Ahora está casado con Sofía Sánchez y tienen dos hijos ya grandes, Luis Alberto y Carmen. Su principal compañero es su nieto, el Luisito. Vive en la isla Soto del lado chaqueño frente a Derqui, un paraje de pescadores del lado correntino. Soto es una isla alta con grandes árboles, muy tranquila, a la cual se accede por Vilelas en el Chaco y donde ya se ha formado una comunidad, mayormente de pescadores. Hermoso lugar, con una flora y una fauna dignas de resaltar y conservar. Aves de muchas especies, yacarés, carayás, coipos, lobitos, serpientes conviven a diario con los seres humanos en este pequeño poblado. Lo que más llama la atención en la zona son los montes de limones que se han formado solos con el correr de los años; seguramente los animales, las aves y los pájaros tuvieron mucho que ver en esa reproducción.
Esa tarde estaba bien soleada, con una brisa tan suave y calma que realmente era para disfrutarla. El Tino ya pisaba los setenta años, pero a pesar de esa vida dura en las islas no los parecía, un cuerpo fibroso, pelo oscuro, ojos marrones de anteojos infaltables, de una sonrisa sincera y de palabra fácil cuando quería. Las manos sí demostraban con una piel curtida el paso del tiempo. Luego de acomodar su sillón de sauce, se sentó a mascar tabaco y a mirar su río. Su nieto, muy inquieto, armaba un mojarrero como siguiendo la tradición familiar. Garzas, patos, biguaes, bandurrias, gaviotines, adornaban un paisaje sin igual; al frente, las barrancas correntinas eran el telón de fondo de semejante belleza. Algunas cardenillas y boyeritos picoteaban los restos de la carnada de Luisito cuando éste se distraía pescando.
Muchos no sabían el porqué, ni siquiera su mujer ni sus hijos: el Tino, cuando pasaba algo flotando en el río, se quedaba mudo e inmóvil y lo seguía con una mirada profunda, muy serio, hasta que lo que fuera, se perdía en la siguiente curva.
Se estaban yendo los calores del verano, mediaba el mes de marzo. El Tino siempre llevaba su pequeña radio con la cual escuchaba algún partido de fútbol, las noticias, la altura del río y especialmente algunos chamamés. Esa tarde escuchó que mencionaban el feriado del 24 de marzo y el Día de la Memoria.

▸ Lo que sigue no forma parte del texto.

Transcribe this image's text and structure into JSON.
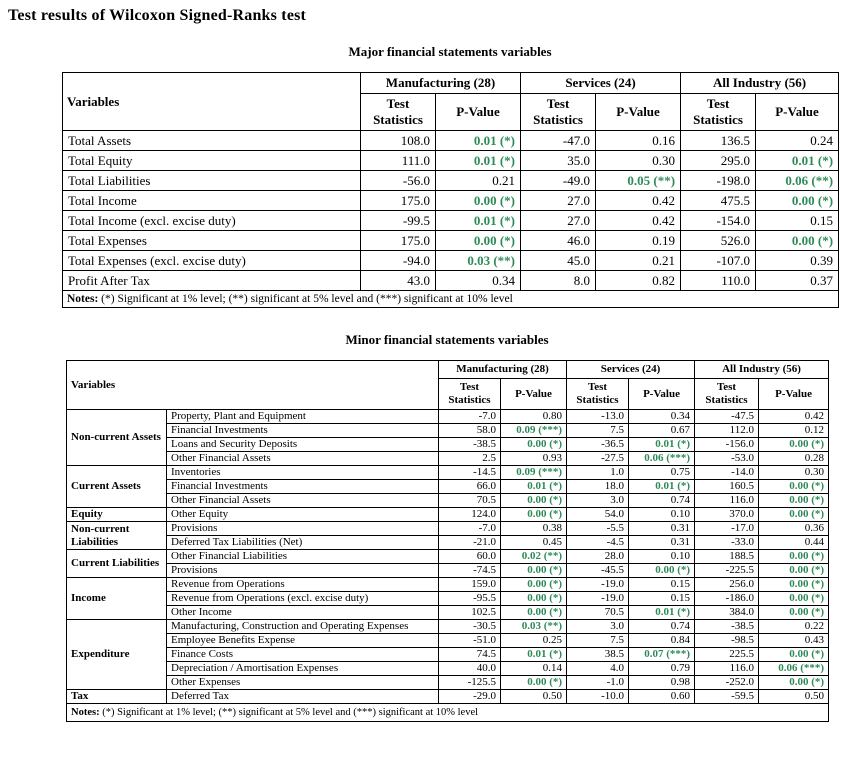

Se quedó más quieto todavía y esa radio y ese río lo llevaron, sin quererlo, cuarenta años atrás cuando muy jóvenes salían todos los amigos a pescar para ayudar a las flacas economías familiares: el Oscarcito Monje, con José Monzón, con Pablo “Valecho” Sánchez, con Miguelito Borda, Martín Molina y tantos amigos más que vivían en las islas.
En aquella época, mientras se turnaban pescando y pasando el mallón de arrastre, los que quedaban en el arenal que se había formado junto a la isla El Talar armaban partidos de fútbol con arcos improvisados con varas de aliso.
Pasala tragón le gritó Miguelito al Negrito Maidana, que no largaba una pelota toda deshilachada.
El Negro levantó la cabeza y lo vio a Tino parado frente al arco, en una posición muy clara para el gol. Para él fue el pase, la pelota le pegó en la espalda y Tino ni la miró, tenía la vista fija en la corredera del río.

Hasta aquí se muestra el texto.